Objective: The objective of this investigation is to evaluate binary prediction methods for predicting disease status using high-dimensional genomic data. The central hypothesis is that the Bayesian network (BN)-based method called efficient Bayesian multivariate classifier (EBMC) will do well at this task because EBMC builds on BN-based methods that have performed well at learning epistatic interactions.
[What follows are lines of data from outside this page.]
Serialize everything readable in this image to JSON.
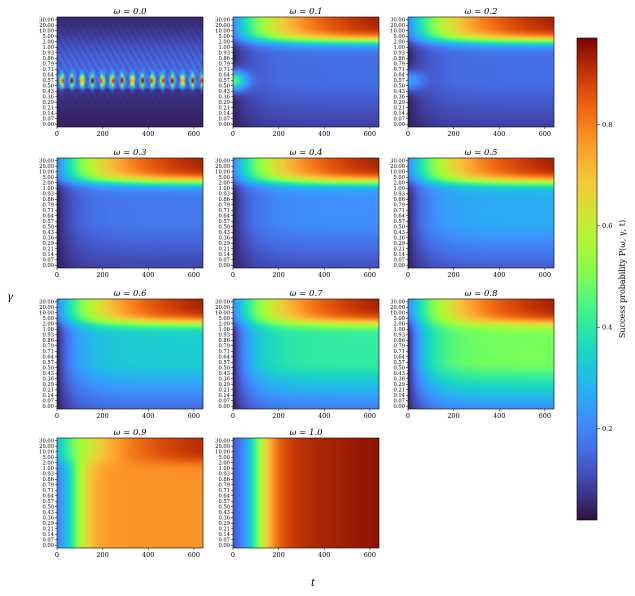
{
  "chart_data": {
    "type": "heatmap",
    "panel_titles": [
      "ω = 0.0",
      "ω = 0.1",
      "ω = 0.2",
      "ω = 0.3",
      "ω = 0.4",
      "ω = 0.5",
      "ω = 0.6",
      "ω = 0.7",
      "ω = 0.8",
      "ω = 0.9",
      "ω = 1.0"
    ],
    "omega": [
      0.0,
      0.1,
      0.2,
      0.3,
      0.4,
      0.5,
      0.6,
      0.7,
      0.8,
      0.9,
      1.0
    ],
    "ylabel": "γ",
    "xlabel": "t",
    "y_tick_labels": [
      "0.00",
      "0.07",
      "0.14",
      "0.21",
      "0.29",
      "0.36",
      "0.43",
      "0.50",
      "0.57",
      "0.64",
      "0.71",
      "0.79",
      "0.86",
      "0.93",
      "1.00",
      "2.00",
      "5.00",
      "10.00",
      "20.00",
      "30.00"
    ],
    "x_tick_labels": [
      "0",
      "200",
      "400",
      "600"
    ],
    "x_ticks": [
      0,
      200,
      400,
      600
    ],
    "xlim": [
      0,
      640
    ],
    "colorbar": {
      "label": "Success probability P(ω, γ, t)",
      "tick_labels": [
        "0.2",
        "0.4",
        "0.6",
        "0.8"
      ],
      "ticks": [
        0.2,
        0.4,
        0.6,
        0.8
      ],
      "range": [
        0.02,
        0.97
      ],
      "colormap": "turbo"
    }
  }
}
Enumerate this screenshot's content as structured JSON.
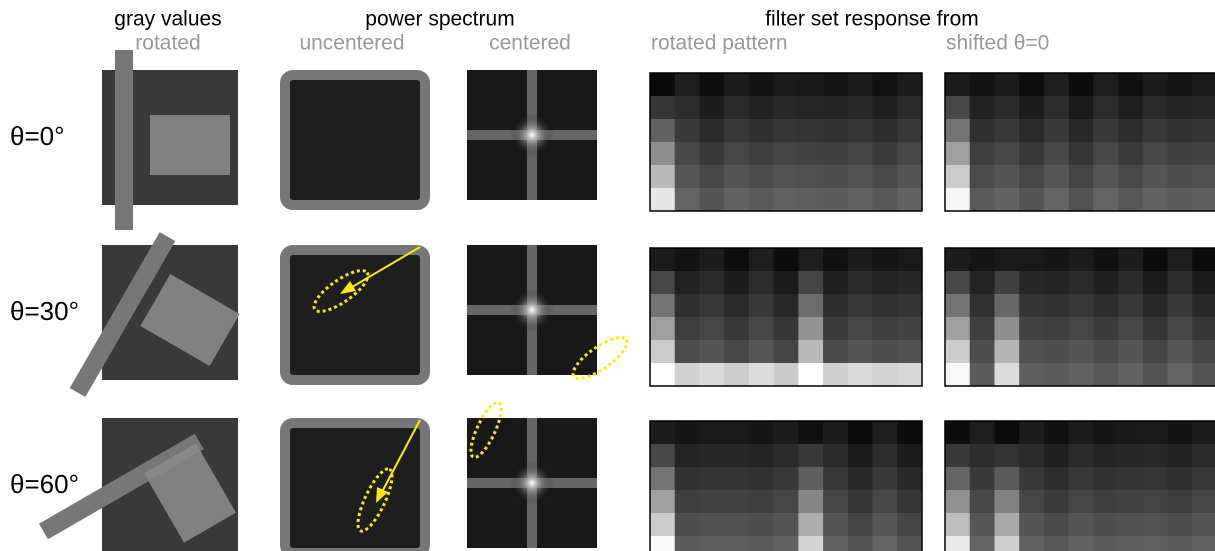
{
  "headers": {
    "gray_values": "gray values",
    "rotated": "rotated",
    "power_spectrum": "power spectrum",
    "uncentered": "uncentered",
    "centered": "centered",
    "filter_set": "filter set response from",
    "rotated_pattern": "rotated pattern",
    "shifted": "shifted θ=0"
  },
  "rows": [
    {
      "label": "θ=0°"
    },
    {
      "label": "θ=30°"
    },
    {
      "label": "θ=60°"
    }
  ]
}
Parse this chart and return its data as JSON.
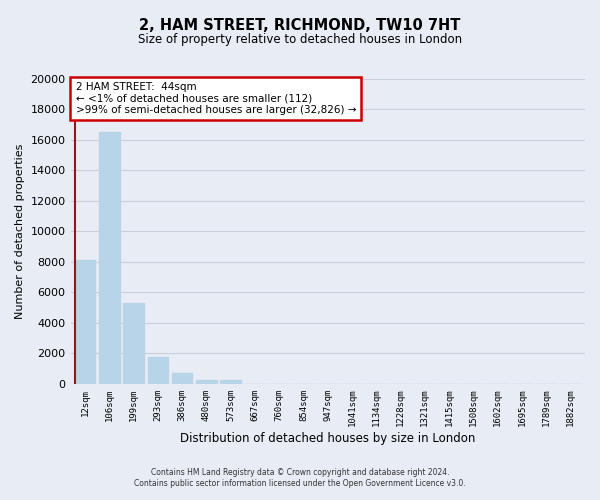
{
  "title": "2, HAM STREET, RICHMOND, TW10 7HT",
  "subtitle": "Size of property relative to detached houses in London",
  "xlabel": "Distribution of detached houses by size in London",
  "ylabel": "Number of detached properties",
  "categories": [
    "12sqm",
    "106sqm",
    "199sqm",
    "293sqm",
    "386sqm",
    "480sqm",
    "573sqm",
    "667sqm",
    "760sqm",
    "854sqm",
    "947sqm",
    "1041sqm",
    "1134sqm",
    "1228sqm",
    "1321sqm",
    "1415sqm",
    "1508sqm",
    "1602sqm",
    "1695sqm",
    "1789sqm",
    "1882sqm"
  ],
  "values": [
    8100,
    16500,
    5300,
    1800,
    750,
    280,
    230,
    0,
    0,
    0,
    0,
    0,
    0,
    0,
    0,
    0,
    0,
    0,
    0,
    0,
    0
  ],
  "bar_color": "#b8d4e8",
  "highlight_color": "#8b1a1a",
  "highlight_bar_index": 0,
  "annotation_title": "2 HAM STREET:  44sqm",
  "annotation_line1": "← <1% of detached houses are smaller (112)",
  "annotation_line2": ">99% of semi-detached houses are larger (32,826) →",
  "annotation_box_color": "#ffffff",
  "annotation_box_edge": "#cc0000",
  "ylim": [
    0,
    20000
  ],
  "yticks": [
    0,
    2000,
    4000,
    6000,
    8000,
    10000,
    12000,
    14000,
    16000,
    18000,
    20000
  ],
  "footer1": "Contains HM Land Registry data © Crown copyright and database right 2024.",
  "footer2": "Contains public sector information licensed under the Open Government Licence v3.0.",
  "bg_color": "#e8ecf5",
  "grid_color": "#c8cfd8"
}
Method: We evaluate how well eight methods perform binary prediction using high-dimensional discrete genomic datasets containing epistatic interactions. The methods are as follows: naive Bayes (NB), model averaging NB (MANB), feature selection NB (FSNB), EBMC, logistic regression (LR), support vector machines (SVM), Lasso, and extreme learning machines (ELM). We use a hundred 1000-single nucleotide polymorphism (SNP) simulated datasets, ten 10,000-SNP datasets, six semi-synthetic sets, and two real genome-wide association studies (GWAS) datasets in our evaluation.
Results: In fivefold cross-validation studies, the SVM performed best on the 1000-SNP dataset, while the BN-based methods performed best on the other datasets, with EBMC exhibiting the best overall performance. In-sample testing indicates that LR, SVM, Lasso, ELM, and NB tend to overfit the data.
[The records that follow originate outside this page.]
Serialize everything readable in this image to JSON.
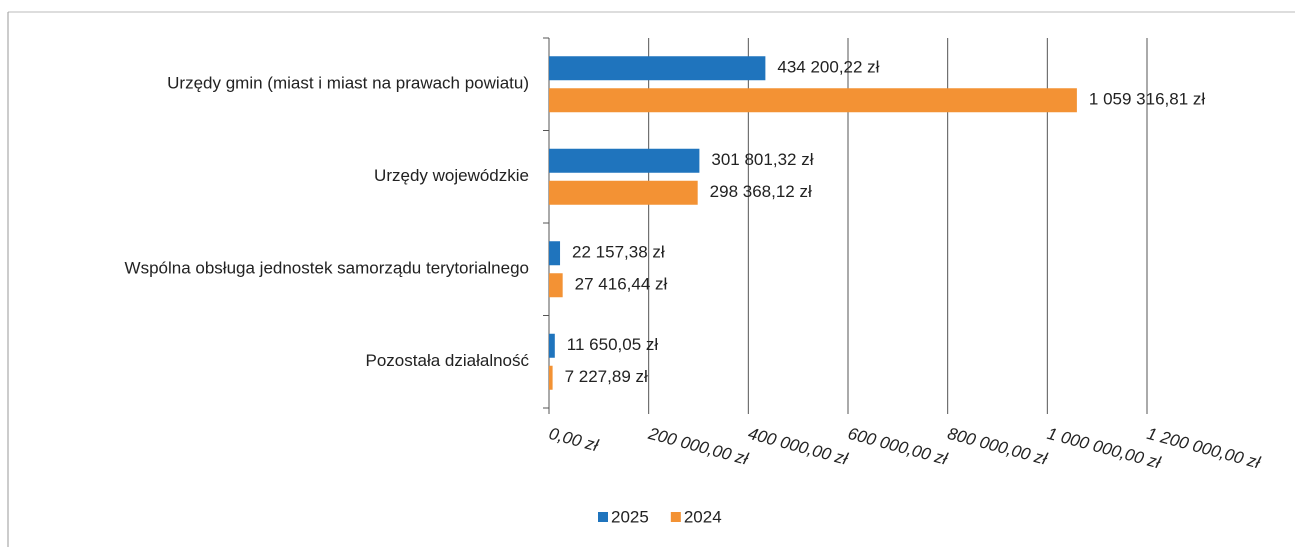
{
  "chart_data": {
    "type": "hbar",
    "categories": [
      "Urzędy gmin (miast i miast na prawach powiatu)",
      "Urzędy wojewódzkie",
      "Wspólna obsługa jednostek samorządu terytorialnego",
      "Pozostała działalność"
    ],
    "series": [
      {
        "name": "2025",
        "color": "#1f74bd",
        "values": [
          434200.22,
          301801.32,
          22157.38,
          11650.05
        ],
        "value_labels": [
          "434 200,22 zł",
          "301 801,32 zł",
          "22 157,38 zł",
          "11 650,05 zł"
        ]
      },
      {
        "name": "2024",
        "color": "#f39234",
        "values": [
          1059316.81,
          298368.12,
          27416.44,
          7227.89
        ],
        "value_labels": [
          "1 059 316,81 zł",
          "298 368,12 zł",
          "27 416,44 zł",
          "7 227,89 zł"
        ]
      }
    ],
    "xlim": [
      0,
      1200000
    ],
    "xticks": [
      {
        "value": 0,
        "label": "0,00 zł"
      },
      {
        "value": 200000,
        "label": "200 000,00 zł"
      },
      {
        "value": 400000,
        "label": "400 000,00 zł"
      },
      {
        "value": 600000,
        "label": "600 000,00 zł"
      },
      {
        "value": 800000,
        "label": "800 000,00 zł"
      },
      {
        "value": 1000000,
        "label": "1 000 000,00 zł"
      },
      {
        "value": 1200000,
        "label": "1 200 000,00 zł"
      }
    ],
    "grid": true,
    "legend": "bottom"
  }
}
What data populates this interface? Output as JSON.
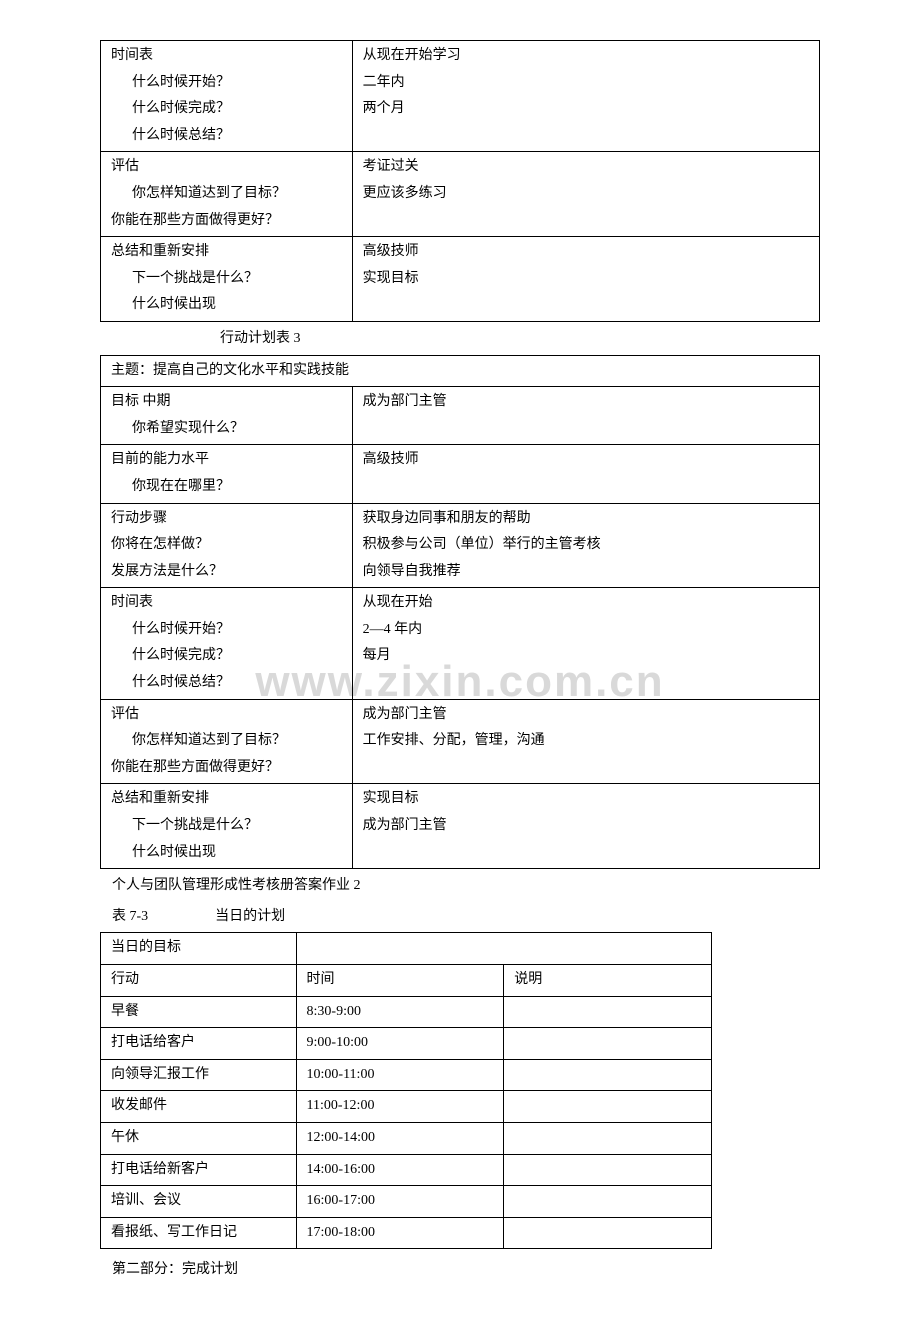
{
  "watermark": "www.zixin.com.cn",
  "table1": {
    "rows": [
      {
        "left_lines": [
          "时间表",
          "什么时候开始？",
          "什么时候完成？",
          "什么时候总结？"
        ],
        "left_indent": [
          false,
          true,
          true,
          true
        ],
        "right_lines": [
          "从现在开始学习",
          "二年内",
          "两个月",
          ""
        ]
      },
      {
        "left_lines": [
          "评估",
          "你怎样知道达到了目标？",
          "你能在那些方面做得更好？"
        ],
        "left_indent": [
          false,
          true,
          false
        ],
        "right_lines": [
          "考证过关",
          "更应该多练习",
          ""
        ]
      },
      {
        "left_lines": [
          "总结和重新安排",
          "下一个挑战是什么？",
          "什么时候出现"
        ],
        "left_indent": [
          false,
          true,
          true
        ],
        "right_lines": [
          "高级技师",
          "实现目标",
          ""
        ]
      }
    ]
  },
  "caption3": "行动计划表 3",
  "table2": {
    "theme": "主题：提高自己的文化水平和实践技能",
    "rows": [
      {
        "left_lines": [
          "目标 中期",
          "你希望实现什么？"
        ],
        "left_indent": [
          false,
          true
        ],
        "right_lines": [
          "成为部门主管",
          ""
        ]
      },
      {
        "left_lines": [
          "目前的能力水平",
          "你现在在哪里？"
        ],
        "left_indent": [
          false,
          true
        ],
        "right_lines": [
          "高级技师",
          ""
        ]
      },
      {
        "left_lines": [
          "行动步骤",
          "你将在怎样做？",
          "发展方法是什么？"
        ],
        "left_indent": [
          false,
          false,
          false
        ],
        "right_lines": [
          "获取身边同事和朋友的帮助",
          "积极参与公司（单位）举行的主管考核",
          "向领导自我推荐"
        ]
      },
      {
        "left_lines": [
          "时间表",
          "什么时候开始？",
          "什么时候完成？",
          "什么时候总结？"
        ],
        "left_indent": [
          false,
          true,
          true,
          true
        ],
        "right_lines": [
          "从现在开始",
          "2—4 年内",
          "每月",
          ""
        ]
      },
      {
        "left_lines": [
          "评估",
          "你怎样知道达到了目标？",
          "你能在那些方面做得更好？"
        ],
        "left_indent": [
          false,
          true,
          false
        ],
        "right_lines": [
          "成为部门主管",
          "工作安排、分配，管理，沟通",
          ""
        ]
      },
      {
        "left_lines": [
          "总结和重新安排",
          "下一个挑战是什么？",
          "什么时候出现"
        ],
        "left_indent": [
          false,
          true,
          true
        ],
        "right_lines": [
          "实现目标",
          "成为部门主管",
          ""
        ]
      }
    ]
  },
  "section2_title": "个人与团队管理形成性考核册答案作业 2",
  "schedule_caption_left": "表 7-3",
  "schedule_caption_right": "当日的计划",
  "schedule": {
    "header_goal": "当日的目标",
    "columns": [
      "行动",
      "时间",
      "说明"
    ],
    "rows": [
      [
        "早餐",
        "8:30-9:00",
        ""
      ],
      [
        "打电话给客户",
        "9:00-10:00",
        ""
      ],
      [
        "向领导汇报工作",
        "10:00-11:00",
        ""
      ],
      [
        "收发邮件",
        "11:00-12:00",
        ""
      ],
      [
        "午休",
        "12:00-14:00",
        ""
      ],
      [
        "打电话给新客户",
        "14:00-16:00",
        ""
      ],
      [
        "培训、会议",
        "16:00-17:00",
        ""
      ],
      [
        "看报纸、写工作日记",
        "17:00-18:00",
        ""
      ]
    ]
  },
  "part2": "第二部分：完成计划"
}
Discussion: EBMC performed better than NB when there are several strong predictors, whereas NB performed better when there are many weak predictors. Furthermore, for all BN-based methods, prediction capability did not degrade as the dimension increased.
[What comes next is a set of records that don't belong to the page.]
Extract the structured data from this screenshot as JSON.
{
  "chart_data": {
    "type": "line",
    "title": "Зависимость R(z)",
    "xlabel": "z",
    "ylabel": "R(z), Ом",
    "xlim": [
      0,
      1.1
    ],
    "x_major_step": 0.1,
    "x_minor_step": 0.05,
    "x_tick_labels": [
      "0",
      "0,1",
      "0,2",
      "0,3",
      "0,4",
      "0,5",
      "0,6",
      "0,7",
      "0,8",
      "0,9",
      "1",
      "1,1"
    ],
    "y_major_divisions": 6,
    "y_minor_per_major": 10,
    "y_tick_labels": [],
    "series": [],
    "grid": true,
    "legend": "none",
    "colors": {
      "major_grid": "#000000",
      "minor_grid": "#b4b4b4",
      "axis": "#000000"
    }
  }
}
Conclusions: Our results support the hypothesis that EBMC performs well at binary outcome prediction using high-dimensional discrete datasets containing epistatic-like interactions. Future research using more GWAS datasets is needed to further investigate the potential of EBMC.
Keywords: Bayesian Classifier; Bayesian Networks; Epistasis; Genomics; High-Dimensional Data; Prediction.